The voice was familiar and so were the sentiments, though not necessarily together.
Point: "We and our major allies have fallen apart. . . . We and they seem to fall over each other repudiating positions taken by the other."
Point: "A vital historically independent nation, one whose people care about the possibility of independence, has been crushed by Soviet invasion tanks and planes and the world can do very little except engage in empty rhetoric."
Point: "A poll by our own information agency . . . reveals that America has never been held in lower esteem among our major allies than we are now."
The conclusion, Hodding Carter's taped voice continued as some three dozen high-level State Department, diplomatic and media guests listened in rapt fascination at his farewell dinner last night, was even more unexpected.
"I've outlined why American voters must repudiate the last four years and elect Kennedy," said Hodding Carter.
Or did he?
Well sort of, confessed John Wallach, the Hearst Newspapers' foreign editor and chief diplomatic correspondent who has covered Hodding Carter III, assistant secretary of state and the department's principal spokesman, for the past 3 1/2 years.

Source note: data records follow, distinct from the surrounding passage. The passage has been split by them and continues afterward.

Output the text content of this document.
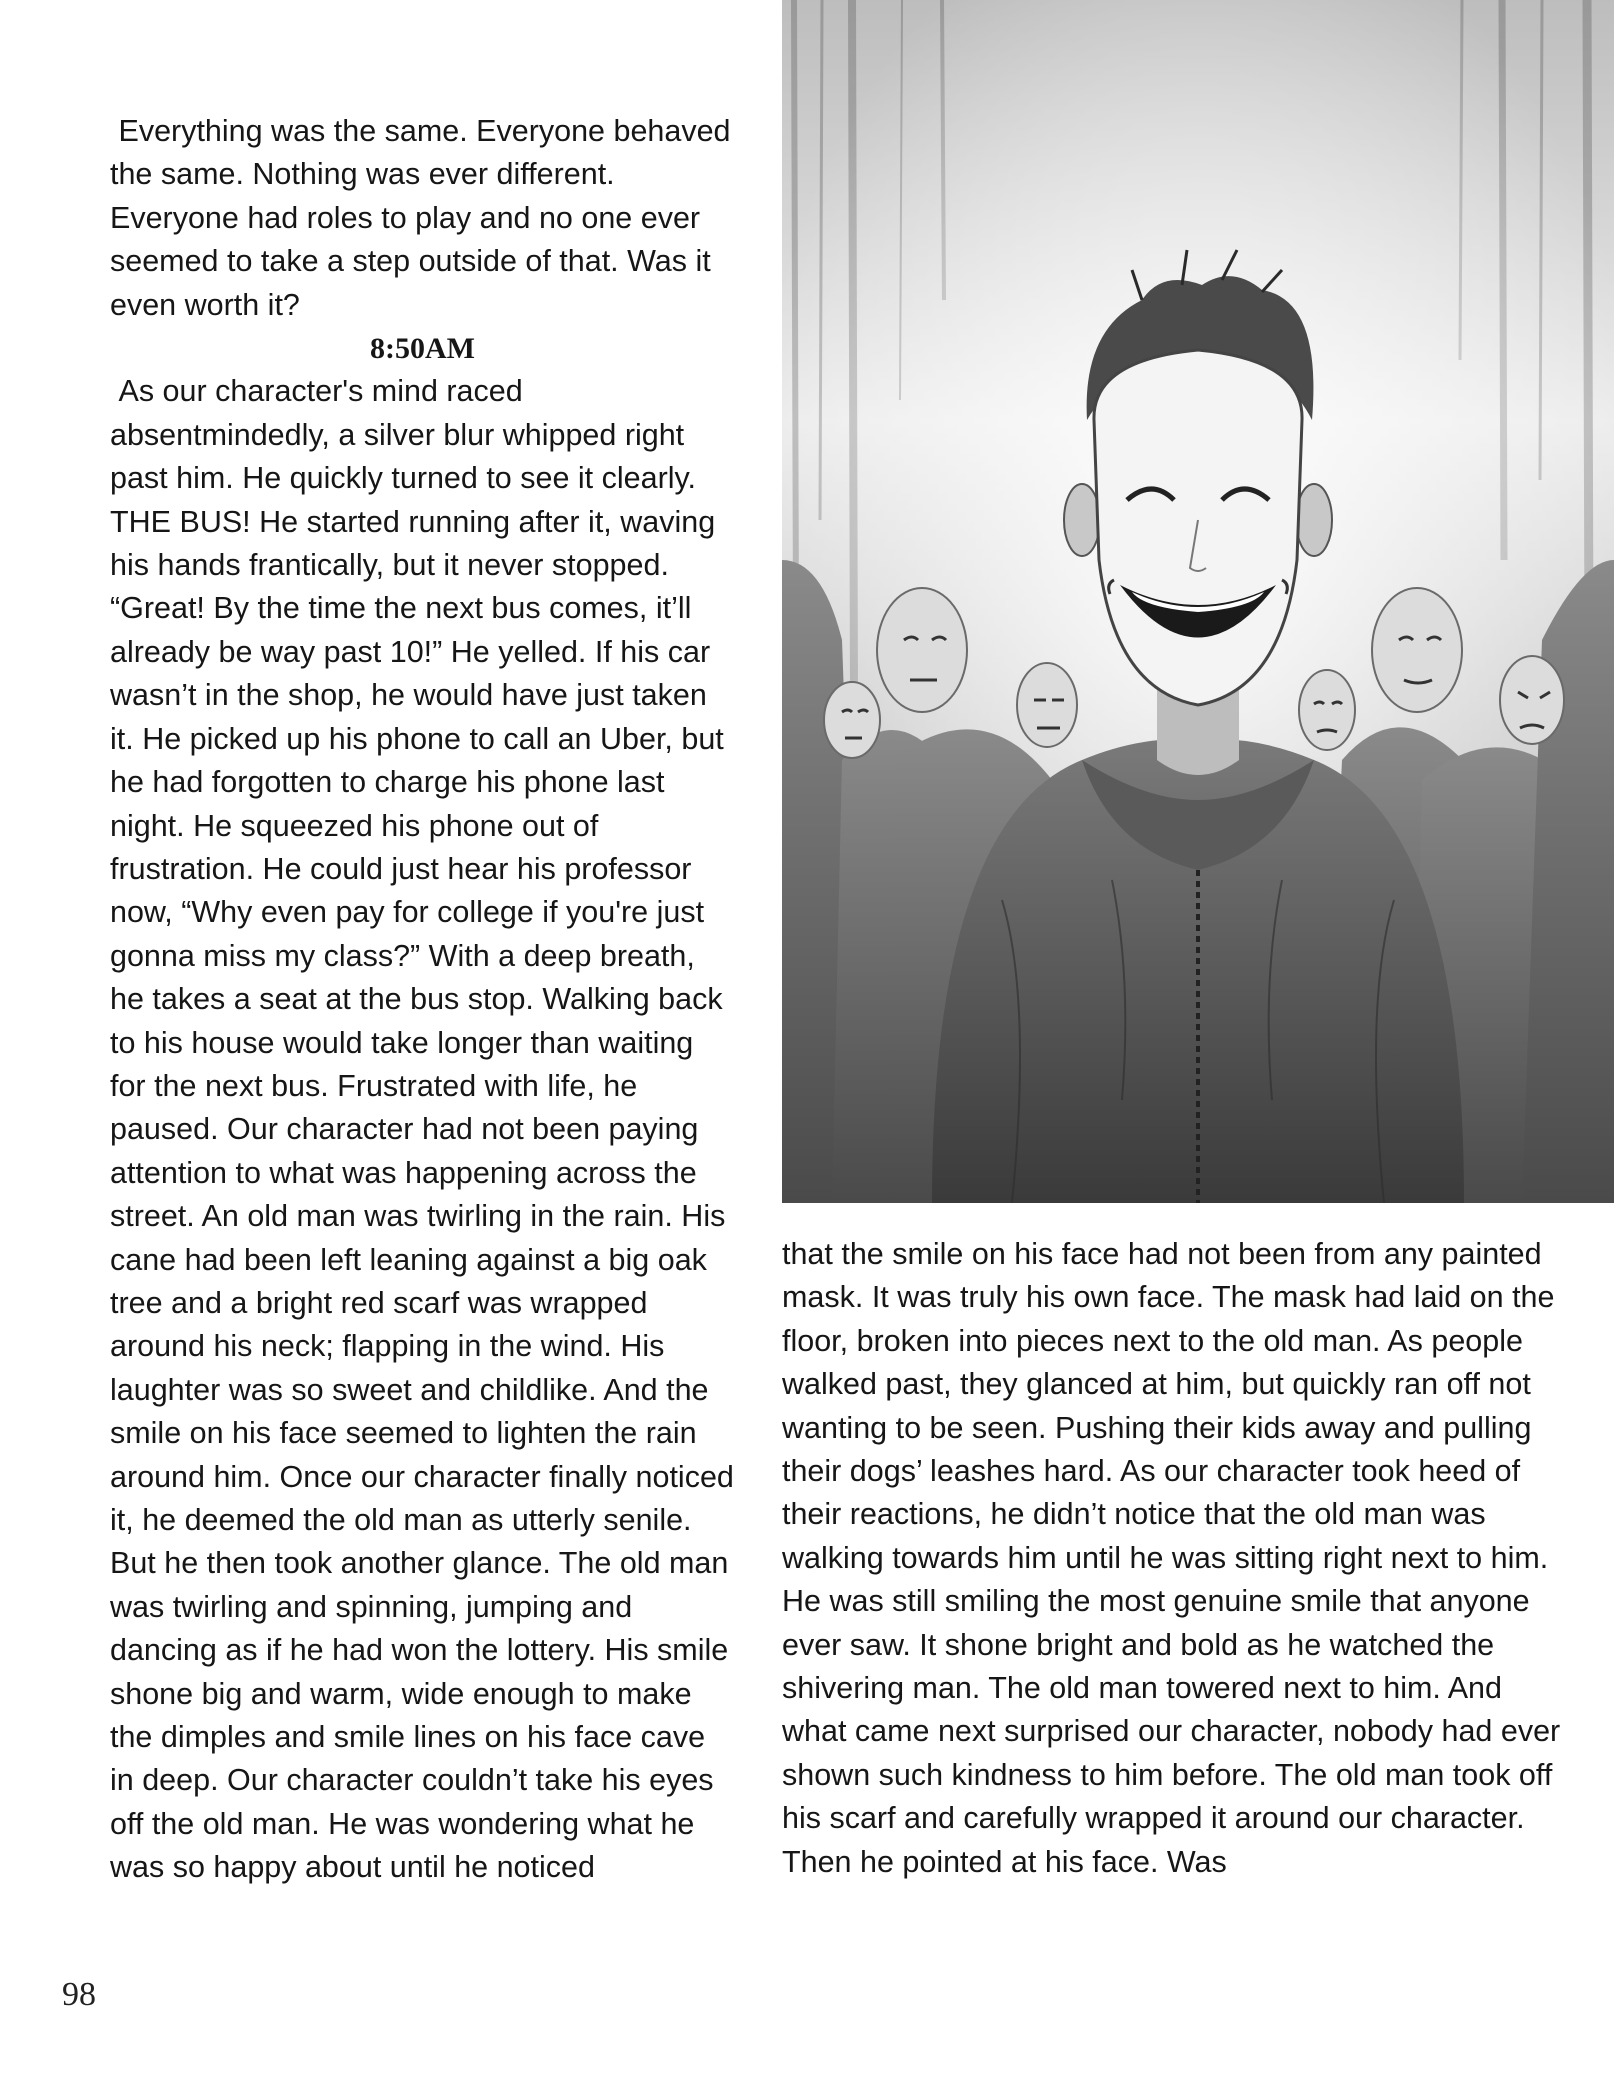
Everything was the same. Everyone behaved the same. Nothing was ever different. Everyone had roles to play and no one ever seemed to take a step outside of that. Was it even worth it?

8:50AM

As our character's mind raced absentmindedly, a silver blur whipped right past him. He quickly turned to see it clearly. THE BUS! He started running after it, waving his hands frantically, but it never stopped. “Great! By the time the next bus comes, it’ll already be way past 10!” He yelled. If his car wasn’t in the shop, he would have just taken it. He picked up his phone to call an Uber, but he had forgotten to charge his phone last night. He squeezed his phone out of frustration. He could just hear his professor now, “Why even pay for college if you're just gonna miss my class?” With a deep breath, he takes a seat at the bus stop. Walking back to his house would take longer than waiting for the next bus. Frustrated with life, he paused. Our character had not been paying attention to what was happening across the street. An old man was twirling in the rain. His cane had been left leaning against a big oak tree and a bright red scarf was wrapped around his neck; flapping in the wind. His laughter was so sweet and childlike. And the smile on his face seemed to lighten the rain around him. Once our character finally noticed it, he deemed the old man as utterly senile. But he then took another glance. The old man was twirling and spinning, jumping and dancing as if he had won the lottery. His smile shone big and warm, wide enough to make the dimples and smile lines on his face cave in deep. Our character couldn’t take his eyes off the old man. He was wondering what he was so happy about until he noticed

that the smile on his face had not been from any painted mask. It was truly his own face. The mask had laid on the floor, broken into pieces next to the old man. As people walked past, they glanced at him, but quickly ran off not wanting to be seen. Pushing their kids away and pulling their dogs’ leashes hard. As our character took heed of their reactions, he didn’t notice that the old man was walking towards him until he was sitting right next to him. He was still smiling the most genuine smile that anyone ever saw. It shone bright and bold as he watched the shivering man. The old man towered next to him. And what came next surprised our character, nobody had ever shown such kindness to him before. The old man took off his scarf and carefully wrapped it around our character. Then he pointed at his face. Was

98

Carter actually said all that stuff -- but 20 years ago in a speech he gave in Hawaii urging support of John F. Kennedy. As a gag, Wallach simply edited out the words "John F." Suddenly, it all sounded so current.
It seemed the perfect farewell gag to play on Carter at an intimate little dinner whose guests included Deputy Secretary of State Warren Christopher, Assistant Secretary Harold H. Saunders, Israeli Ambassador Ephraim Evron and Egyptian Mnister Conselor Hussein Housani.

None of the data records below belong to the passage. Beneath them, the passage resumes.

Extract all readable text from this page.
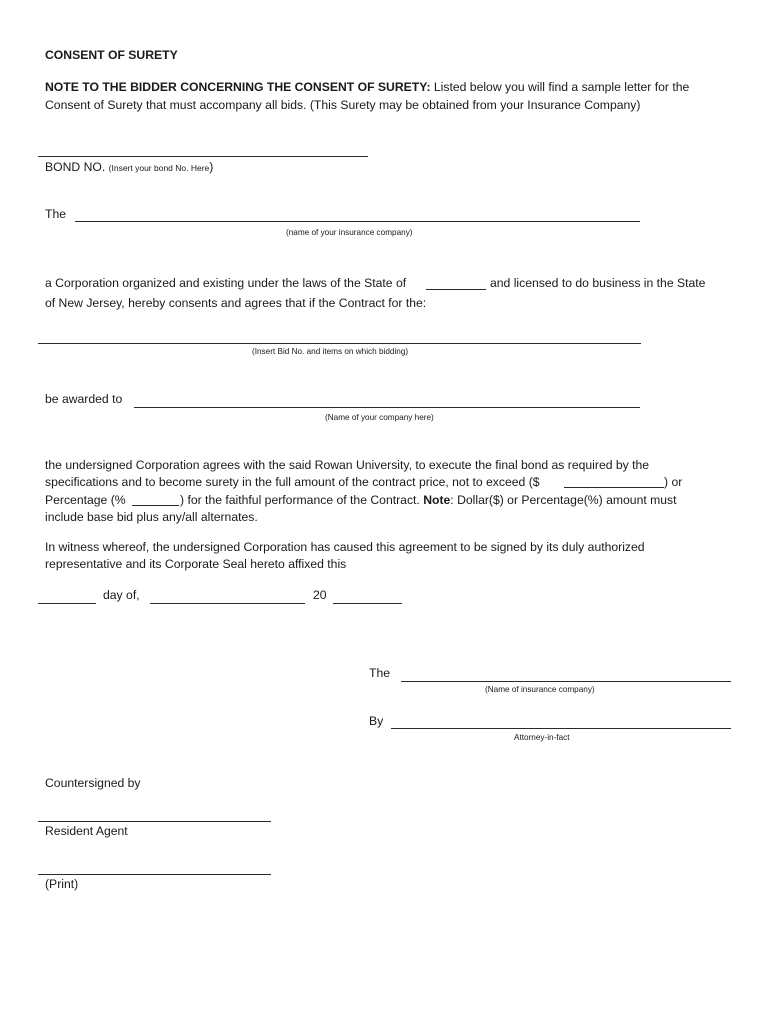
CONSENT OF SURETY
NOTE TO THE BIDDER CONCERNING THE CONSENT OF SURETY: Listed below you will find a sample letter for the
Consent of Surety that must accompany all bids. (This Surety may be obtained from your Insurance Company)
BOND NO. (Insert your bond No. Here)
The
(name of your insurance company)
a Corporation organized and existing under the laws of the State of	and licensed to do business in the State
of New Jersey, hereby consents and agrees that if the Contract for the:
(Insert Bid No. and items on which bidding)
be awarded to
(Name of your company here)
the undersigned Corporation agrees with the said Rowan University, to execute the final bond as required by the
specifications and to become surety in the full amount of the contract price, not to exceed ($	) or
Percentage (%	) for the faithful performance of the Contract. Note: Dollar($) or Percentage(%) amount must
include base bid plus any/all alternates.
In witness whereof, the undersigned Corporation has caused this agreement to be signed by its duly authorized
representative and its Corporate Seal hereto affixed this
day of,	20
The
(Name of insurance company)
By
Attorney-in-fact
Countersigned by
Resident Agent
(Print)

"There are a lot of people who think that Hodding Carter resigned because of Jimmy Carter's indelicate remark that Cy Vance lacked a certain statesmanship," Wallach began in introducing what he called "The equivalent of the 18 1/2-minute tape."

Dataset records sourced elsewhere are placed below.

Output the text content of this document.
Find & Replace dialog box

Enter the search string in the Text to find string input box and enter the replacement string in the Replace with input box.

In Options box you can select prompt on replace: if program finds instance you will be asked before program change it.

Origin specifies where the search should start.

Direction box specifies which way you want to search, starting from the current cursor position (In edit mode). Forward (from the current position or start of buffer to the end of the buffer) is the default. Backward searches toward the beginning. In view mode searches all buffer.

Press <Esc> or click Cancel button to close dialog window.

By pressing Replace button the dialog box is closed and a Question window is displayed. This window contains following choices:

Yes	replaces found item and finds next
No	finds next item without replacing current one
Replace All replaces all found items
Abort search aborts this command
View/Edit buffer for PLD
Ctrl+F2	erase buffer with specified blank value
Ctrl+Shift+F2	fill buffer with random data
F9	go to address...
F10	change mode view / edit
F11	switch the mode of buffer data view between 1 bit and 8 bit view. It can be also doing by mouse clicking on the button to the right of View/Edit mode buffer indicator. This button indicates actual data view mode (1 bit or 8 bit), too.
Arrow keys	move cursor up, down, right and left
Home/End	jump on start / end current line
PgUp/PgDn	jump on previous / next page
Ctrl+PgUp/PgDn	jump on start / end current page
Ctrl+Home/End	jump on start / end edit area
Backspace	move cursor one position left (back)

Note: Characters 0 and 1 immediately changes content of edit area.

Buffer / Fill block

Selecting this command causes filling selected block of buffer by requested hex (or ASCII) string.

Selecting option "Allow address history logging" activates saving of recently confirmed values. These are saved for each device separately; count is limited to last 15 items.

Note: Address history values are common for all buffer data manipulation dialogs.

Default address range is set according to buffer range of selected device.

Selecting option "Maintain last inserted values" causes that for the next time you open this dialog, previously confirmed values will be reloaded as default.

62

"Is this a smoking gun?" asked NBC-TV correspondent Richard Valeriani in a stage whisper.
The way Wallach told it, Hodding Carter, who will step down on July 1, really resigned because he was in disagreement with Jimmy Carter's foreign policy.
"Wait a minute, John," interrupted Patt Derian, who is married to Hodding Carter and doesn't intend to resign her job as assistant secretary of state for human rights until next January.
For his part, Hodding Carter wore a broad grin, a somewhat rare expression for the man whose somber countenance and cool manner made him celebrity in millions of American homes tuned in nightly to network television for the latest on the Iranian hostages.
"Ambiguity becomes power, power leads to friendships and friendship leads to agents," teased CBS-TV correspondent Bernard Kalb of Carter's affiliation with the William Morris Agency.
As for Iran, Kalb, who delivered daily reports from the State Department with regularity equal to Carter's press briefings, told Warren Christopher that "the single triumph of the week" was the way the administration succeeded in putting Iran on a back burner during President Carter's summit talks.
"It's not off my mind," said Christopher, "though unquestionably the rescue mission had a psychological effect. We're sort of on hold."
John and Janet Wallach's al fresco farewell to Carter took the form of an All-American picnic with a chicken in every basket, homemade potato salad, boxes of Crackerjacks, and lots of vintage wine. It was an appropriate tribute to someone Janet Wallach called "the ultimate all-American boy."